By now, most ag retailers have heard something about the SUSTAIN program rolled out in 2014 by United Suppliers. If not, in a nutshell, the SUSTAIN program allows ag retailers to provide growers with practices and technologies that improve nutrient efficiency, protect soil health, save money, and maintain high yields. In other words, United Suppliers is providing their ag retailers with the talent, products, and tools necessary to offer their growers direct conservation assistance while maintaining profitability.
I am always amused when I talk to a business or association that works in the same ag space as United Suppliers. Inevitably, their questions and comments sound like this: “Tom, where did this SUSTAIN program come from? United Suppliers has no history working with conservation issues. Who do they think they are? Our company has had a history of conservation projects. We have been working in this arena for years. Why does United Suppliers get all the credit? What are they doing that we aren’t?”

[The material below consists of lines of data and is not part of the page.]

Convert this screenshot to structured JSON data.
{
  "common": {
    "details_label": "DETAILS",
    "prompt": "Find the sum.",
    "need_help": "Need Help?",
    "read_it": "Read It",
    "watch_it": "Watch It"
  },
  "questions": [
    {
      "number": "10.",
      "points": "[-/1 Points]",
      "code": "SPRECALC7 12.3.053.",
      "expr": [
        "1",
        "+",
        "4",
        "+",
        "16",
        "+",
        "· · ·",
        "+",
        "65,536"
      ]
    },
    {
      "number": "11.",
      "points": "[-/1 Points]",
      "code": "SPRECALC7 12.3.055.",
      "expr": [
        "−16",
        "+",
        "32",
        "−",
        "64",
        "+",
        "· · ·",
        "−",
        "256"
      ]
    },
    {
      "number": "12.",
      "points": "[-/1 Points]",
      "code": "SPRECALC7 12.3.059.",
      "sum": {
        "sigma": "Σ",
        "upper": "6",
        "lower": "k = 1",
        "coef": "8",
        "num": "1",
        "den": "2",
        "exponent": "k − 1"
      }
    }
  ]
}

Whoa! Hold on there, cowboys! It’s just like a typical scene from a classic western. To me, United Suppliers is a like the young, carefree cowboy that just rode into Dodge, looking for a new place. He really had no thought of making a name for himself. He didn’t come to Dodge wanting to change any rules or run anyone out of town. Heck, he didn’t even know what the rules were. Instead, he minded his own business and lived by rules that made sense to him – doing what he thought was right. And because he did what was right, he changed the rules. In the process, the cowboy made a name for himself that spread throughout the land. Yep, that sounds like United Suppliers.
When United Suppliers started the SUSTAIN program, they were not looking to implement a conservation project. They were looking for a corporate strategy. They were not looking to piece-meal a program together; they set out to develop a comprehensive plan. They were not looking to develop a public relations campaign; they focused on delivering services that helped their ag retailers serve the farmer. United Suppliers ignored the traditional methods and set up their own rules. And with that, they have changed the game without even being aware of doing so.
Unfortunately, too many ag retailers and ag businesses are like the rowdy cowboy that rides into town once a month and shoots up the place. After making their Saturday night splash (a conservation project), they drag back home on Sunday morning. Ag retailers and ag businesses need to move beyond small scale projects so they can help farmers. They need to offer lasting solutions like the young cowboy looking to do the right thing.
When developing Sustain, United Suppliers did not follow the old rules. Instead, they implemented this new strategy as a way of doing business. Hopefully, other ag retailers will adopt a similar strategy of sustainability that can grow and mature. It would be a game changer if 5 to 10 years from now all those young cowboys, with their new ideas, can be the Matt Dillon’s of Gunsmoke with mature, well thought out sustainability programs.